SUKABUMI – Sejumlah mahasiswa di Sukabumi menggelar aksi demonstrasi menolak rencana efisiensi anggaran pendidikan yang dilakukan pemerintah. Aksi ini berlangsung pada Jumat (21/2/2025) dan menjadi bagian dari gelombang protes yang terjadi di berbagai daerah terkait kebijakan pemangkasan anggaran oleh pemerintah pusat.
Para demonstran menilai bahwa kebijakan efisiensi anggaran pendidikan berpotensi merugikan kualitas layanan pendidikan di Indonesia. Dalam orasinya, mahasiswa menuntut pemerintah untuk mengkaji ulang kebijakan tersebut serta mencari solusi alternatif yang tidak berdampak negatif terhadap sektor pendidikan.
Latar Belakang Kebijakan
Demonstrasi ini merupakan respons terhadap Instruksi Presiden (Inpres) Nomor 1 Tahun 2025 yang mengharuskan pemangkasan anggaran belanja APBN sebesar Rp 306,7 triliun. Dari jumlah tersebut, anggaran Kementerian Pendidikan Dasar dan Menengah (Kemendikdasmen) turut terkena dampaknya dengan pemangkasan sebesar Rp 8 triliun.

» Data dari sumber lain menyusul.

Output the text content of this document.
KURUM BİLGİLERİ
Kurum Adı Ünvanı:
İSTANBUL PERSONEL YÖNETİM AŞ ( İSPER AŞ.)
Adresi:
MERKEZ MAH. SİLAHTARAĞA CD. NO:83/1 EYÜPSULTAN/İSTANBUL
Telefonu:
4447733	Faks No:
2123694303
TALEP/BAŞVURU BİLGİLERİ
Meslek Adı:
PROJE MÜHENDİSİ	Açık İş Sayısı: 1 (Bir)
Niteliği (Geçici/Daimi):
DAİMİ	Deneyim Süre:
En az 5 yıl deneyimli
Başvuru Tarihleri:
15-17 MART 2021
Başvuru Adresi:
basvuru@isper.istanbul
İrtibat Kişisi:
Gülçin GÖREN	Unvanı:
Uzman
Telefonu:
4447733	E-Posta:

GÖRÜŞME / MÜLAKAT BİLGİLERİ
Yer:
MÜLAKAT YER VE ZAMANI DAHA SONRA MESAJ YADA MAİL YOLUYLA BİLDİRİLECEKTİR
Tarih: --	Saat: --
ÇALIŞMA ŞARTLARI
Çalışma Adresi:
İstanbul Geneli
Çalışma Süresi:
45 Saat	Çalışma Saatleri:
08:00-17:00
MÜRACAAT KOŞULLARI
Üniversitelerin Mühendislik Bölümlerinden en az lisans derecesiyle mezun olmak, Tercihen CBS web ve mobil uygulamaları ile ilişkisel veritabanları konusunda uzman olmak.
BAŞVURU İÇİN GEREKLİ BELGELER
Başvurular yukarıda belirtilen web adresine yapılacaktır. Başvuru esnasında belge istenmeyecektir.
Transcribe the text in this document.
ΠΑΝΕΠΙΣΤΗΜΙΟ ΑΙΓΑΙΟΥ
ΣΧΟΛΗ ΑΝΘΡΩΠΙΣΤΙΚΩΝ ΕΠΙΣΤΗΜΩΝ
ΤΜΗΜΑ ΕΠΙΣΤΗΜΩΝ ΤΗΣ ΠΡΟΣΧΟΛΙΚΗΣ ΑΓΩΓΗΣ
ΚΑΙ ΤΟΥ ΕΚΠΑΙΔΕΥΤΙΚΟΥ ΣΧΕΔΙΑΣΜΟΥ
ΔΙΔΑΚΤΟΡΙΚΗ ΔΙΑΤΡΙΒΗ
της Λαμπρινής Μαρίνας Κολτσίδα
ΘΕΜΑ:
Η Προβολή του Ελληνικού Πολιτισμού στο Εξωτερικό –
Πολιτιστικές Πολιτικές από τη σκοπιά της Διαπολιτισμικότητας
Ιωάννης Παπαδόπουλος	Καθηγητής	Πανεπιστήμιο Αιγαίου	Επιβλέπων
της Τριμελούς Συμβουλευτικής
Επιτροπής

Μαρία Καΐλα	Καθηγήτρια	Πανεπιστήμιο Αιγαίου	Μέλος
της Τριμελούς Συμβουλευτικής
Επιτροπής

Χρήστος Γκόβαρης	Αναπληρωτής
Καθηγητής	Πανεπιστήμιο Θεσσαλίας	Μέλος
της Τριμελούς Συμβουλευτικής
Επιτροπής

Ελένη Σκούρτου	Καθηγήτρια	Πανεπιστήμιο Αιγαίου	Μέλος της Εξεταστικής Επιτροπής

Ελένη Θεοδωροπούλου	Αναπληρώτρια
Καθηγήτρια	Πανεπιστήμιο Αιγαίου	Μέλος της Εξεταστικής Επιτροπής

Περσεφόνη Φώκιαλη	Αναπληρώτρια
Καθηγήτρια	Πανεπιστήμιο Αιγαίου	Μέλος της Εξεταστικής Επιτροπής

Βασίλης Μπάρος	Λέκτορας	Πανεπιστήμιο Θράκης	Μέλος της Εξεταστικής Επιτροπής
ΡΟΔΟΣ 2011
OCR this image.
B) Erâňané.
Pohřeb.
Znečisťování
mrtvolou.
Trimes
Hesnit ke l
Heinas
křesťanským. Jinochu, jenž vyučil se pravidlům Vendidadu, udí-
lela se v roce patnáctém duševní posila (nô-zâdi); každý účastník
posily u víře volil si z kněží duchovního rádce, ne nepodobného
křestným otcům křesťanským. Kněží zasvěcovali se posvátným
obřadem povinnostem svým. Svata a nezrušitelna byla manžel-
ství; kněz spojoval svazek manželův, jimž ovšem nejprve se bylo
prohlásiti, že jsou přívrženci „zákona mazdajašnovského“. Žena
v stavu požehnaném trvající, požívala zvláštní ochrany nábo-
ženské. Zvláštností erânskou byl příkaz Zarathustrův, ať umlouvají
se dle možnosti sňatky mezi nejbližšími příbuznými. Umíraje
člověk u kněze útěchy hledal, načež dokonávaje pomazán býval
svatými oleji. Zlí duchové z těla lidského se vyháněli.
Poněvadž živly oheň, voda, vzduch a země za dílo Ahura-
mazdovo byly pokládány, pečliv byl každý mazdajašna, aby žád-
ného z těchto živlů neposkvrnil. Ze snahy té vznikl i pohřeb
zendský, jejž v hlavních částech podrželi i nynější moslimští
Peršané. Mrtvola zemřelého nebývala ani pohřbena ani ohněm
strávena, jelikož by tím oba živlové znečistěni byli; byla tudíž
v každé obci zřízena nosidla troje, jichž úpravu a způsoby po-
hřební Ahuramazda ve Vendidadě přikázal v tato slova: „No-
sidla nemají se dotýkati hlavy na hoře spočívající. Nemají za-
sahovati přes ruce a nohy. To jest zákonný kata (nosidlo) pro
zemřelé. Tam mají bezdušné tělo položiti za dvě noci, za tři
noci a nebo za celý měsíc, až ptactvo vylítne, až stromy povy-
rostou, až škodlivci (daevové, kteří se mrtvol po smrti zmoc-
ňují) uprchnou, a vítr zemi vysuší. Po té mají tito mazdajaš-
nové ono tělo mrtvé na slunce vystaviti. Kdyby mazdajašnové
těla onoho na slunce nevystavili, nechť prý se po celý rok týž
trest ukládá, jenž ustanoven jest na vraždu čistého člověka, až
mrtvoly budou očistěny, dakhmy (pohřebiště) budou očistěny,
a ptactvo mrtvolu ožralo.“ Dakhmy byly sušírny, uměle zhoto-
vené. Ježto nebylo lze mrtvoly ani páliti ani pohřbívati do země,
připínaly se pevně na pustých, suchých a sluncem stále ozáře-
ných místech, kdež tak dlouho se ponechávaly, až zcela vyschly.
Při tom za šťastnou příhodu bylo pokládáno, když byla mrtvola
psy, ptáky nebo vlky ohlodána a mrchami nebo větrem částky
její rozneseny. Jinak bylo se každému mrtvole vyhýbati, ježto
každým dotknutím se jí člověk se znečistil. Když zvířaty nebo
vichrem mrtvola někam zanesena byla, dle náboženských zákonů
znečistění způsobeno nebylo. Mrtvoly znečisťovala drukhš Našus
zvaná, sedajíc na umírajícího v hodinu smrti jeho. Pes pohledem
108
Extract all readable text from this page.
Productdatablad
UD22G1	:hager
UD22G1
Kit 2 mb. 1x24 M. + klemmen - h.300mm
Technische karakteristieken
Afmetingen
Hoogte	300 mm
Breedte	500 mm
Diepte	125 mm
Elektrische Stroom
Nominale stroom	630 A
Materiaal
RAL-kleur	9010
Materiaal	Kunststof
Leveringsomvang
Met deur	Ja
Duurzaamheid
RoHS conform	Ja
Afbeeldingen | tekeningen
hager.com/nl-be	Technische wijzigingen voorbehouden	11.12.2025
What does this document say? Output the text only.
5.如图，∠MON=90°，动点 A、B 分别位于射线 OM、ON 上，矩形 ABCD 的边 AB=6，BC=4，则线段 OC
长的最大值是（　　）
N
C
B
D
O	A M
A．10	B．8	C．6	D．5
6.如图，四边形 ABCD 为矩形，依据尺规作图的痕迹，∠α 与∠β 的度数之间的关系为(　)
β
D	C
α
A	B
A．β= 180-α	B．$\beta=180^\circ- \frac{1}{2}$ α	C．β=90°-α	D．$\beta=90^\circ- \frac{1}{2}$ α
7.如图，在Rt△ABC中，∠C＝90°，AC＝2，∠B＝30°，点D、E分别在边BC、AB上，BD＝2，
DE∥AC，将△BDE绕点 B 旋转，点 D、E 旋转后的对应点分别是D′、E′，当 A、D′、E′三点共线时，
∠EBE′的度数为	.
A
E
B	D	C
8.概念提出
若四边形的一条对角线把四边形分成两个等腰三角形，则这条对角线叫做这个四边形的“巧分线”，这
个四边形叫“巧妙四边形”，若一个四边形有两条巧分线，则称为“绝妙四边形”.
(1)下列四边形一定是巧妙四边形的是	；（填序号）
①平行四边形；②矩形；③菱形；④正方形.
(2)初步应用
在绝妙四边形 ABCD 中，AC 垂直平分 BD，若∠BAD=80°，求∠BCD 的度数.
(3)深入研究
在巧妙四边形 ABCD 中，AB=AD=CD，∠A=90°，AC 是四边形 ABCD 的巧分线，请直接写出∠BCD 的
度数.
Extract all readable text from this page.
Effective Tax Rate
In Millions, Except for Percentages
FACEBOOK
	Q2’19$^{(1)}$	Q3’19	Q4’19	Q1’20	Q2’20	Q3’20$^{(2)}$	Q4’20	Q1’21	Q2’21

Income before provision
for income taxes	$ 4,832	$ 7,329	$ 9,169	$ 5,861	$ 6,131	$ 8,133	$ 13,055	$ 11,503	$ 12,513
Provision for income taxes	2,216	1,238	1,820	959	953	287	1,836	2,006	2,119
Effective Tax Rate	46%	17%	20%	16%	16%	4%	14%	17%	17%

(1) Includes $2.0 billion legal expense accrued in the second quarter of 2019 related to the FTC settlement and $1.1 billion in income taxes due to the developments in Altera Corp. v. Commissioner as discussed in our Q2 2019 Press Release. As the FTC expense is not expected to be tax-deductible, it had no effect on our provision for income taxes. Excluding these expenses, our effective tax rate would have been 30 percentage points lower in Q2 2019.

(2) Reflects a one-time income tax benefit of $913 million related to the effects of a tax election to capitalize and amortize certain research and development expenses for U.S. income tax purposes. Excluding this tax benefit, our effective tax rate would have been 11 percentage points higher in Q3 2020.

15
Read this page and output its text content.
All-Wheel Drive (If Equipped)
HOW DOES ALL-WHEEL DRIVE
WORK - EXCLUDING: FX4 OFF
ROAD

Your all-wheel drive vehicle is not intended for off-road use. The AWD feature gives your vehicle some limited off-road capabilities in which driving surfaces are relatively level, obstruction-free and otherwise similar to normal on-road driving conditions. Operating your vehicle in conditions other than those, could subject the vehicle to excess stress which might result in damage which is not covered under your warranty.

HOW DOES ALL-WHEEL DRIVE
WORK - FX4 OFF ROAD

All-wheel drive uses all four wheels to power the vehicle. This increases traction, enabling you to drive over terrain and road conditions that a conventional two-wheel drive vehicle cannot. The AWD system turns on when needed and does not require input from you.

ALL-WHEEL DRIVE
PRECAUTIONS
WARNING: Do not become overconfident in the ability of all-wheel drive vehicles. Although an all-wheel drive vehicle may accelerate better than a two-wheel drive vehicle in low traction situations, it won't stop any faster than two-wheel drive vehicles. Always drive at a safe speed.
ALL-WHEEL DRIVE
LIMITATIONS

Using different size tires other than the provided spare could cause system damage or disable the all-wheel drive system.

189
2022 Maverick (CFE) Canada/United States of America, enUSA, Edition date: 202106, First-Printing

Menteri Keuangan Sri Mulyani Indrawati sebelumnya telah memastikan bahwa meskipun terjadi efisiensi anggaran, program beasiswa seperti Kartu Indonesia Pintar (KIP) Kuliah tidak akan terpengaruh. Pemerintah mengalokasikan anggaran sebesar Rp 14,69 miliar untuk mendukung 1.040.192 mahasiswa penerima KIP Kuliah agar tetap dapat melanjutkan pendidikan mereka tanpa hambatan.
Namun, mahasiswa menilai bahwa pemangkasan anggaran di sektor lain tetap akan berpengaruh pada kualitas pendidikan secara keseluruhan. Mereka khawatir kebijakan ini akan berdampak pada pemotongan bantuan operasional sekolah (BOS), fasilitas pendidikan, hingga kesejahteraan tenaga pendidik.
Kritik Mahasiswa dan Akademisi
Salah satu koordinator aksi, Raka Pratama, menyatakan bahwa pemerintah harus lebih transparan dalam menjelaskan dampak dari kebijakan ini. Menurutnya, sektor pendidikan adalah investasi jangka panjang yang tidak boleh dikorbankan demi efisiensi anggaran jangka pendek.
“Pendidikan adalah hak fundamental yang harus dijaga. Jika anggaran pendidikan dikurangi, lalu bagaimana dengan fasilitas sekolah, gaji guru honorer, dan akses pendidikan bagi masyarakat kurang mampu?” ujar Raka di tengah aksi.
Tak hanya mahasiswa, sejumlah akademisi dan pengamat pendidikan juga turut menyuarakan kekhawatiran mereka. Pengamat pendidikan dari Universitas Indonesia, Dr. Luthfi Rahman, menilai bahwa efisiensi anggaran di sektor pendidikan dapat menurunkan kualitas layanan pendidikan secara signifikan.
“Kebijakan efisiensi memang diperlukan, tetapi tidak seharusnya menyasar sektor pendidikan. Jika anggaran pendidikan dikurangi, maka potensi kenaikan biaya pendidikan akan membebani masyarakat, terutama di tingkat pendidikan tinggi,” jelasnya.
Aksi Lanjutan dan Respons Pemerintah
Para mahasiswa mengancam akan terus melakukan aksi hingga ada kejelasan dari pemerintah terkait dampak konkret kebijakan pemangkasan anggaran pendidikan ini. Mereka juga mendesak DPRD dan pemerintah daerah untuk menyampaikan aspirasi mereka ke pemerintah pusat.
Sementara itu, pihak Kementerian Pendidikan, Kebudayaan, Riset, dan Teknologi (Kemendikbudristek) menyatakan bahwa pemangkasan anggaran dilakukan dengan tetap mempertimbangkan skala prioritas. Pemerintah menegaskan bahwa program-program utama yang langsung berkaitan dengan akses pendidikan, seperti KIP Kuliah dan BOS, tidak akan terkena dampak besar.
Meski demikian, demonstrasi mahasiswa di Sukabumi menunjukkan bahwa masih ada keresahan di kalangan masyarakat terkait kebijakan ini. Dengan adanya aksi ini, diharapkan pemerintah dapat lebih terbuka dalam menjelaskan arah kebijakan anggaran pendidikan ke depan.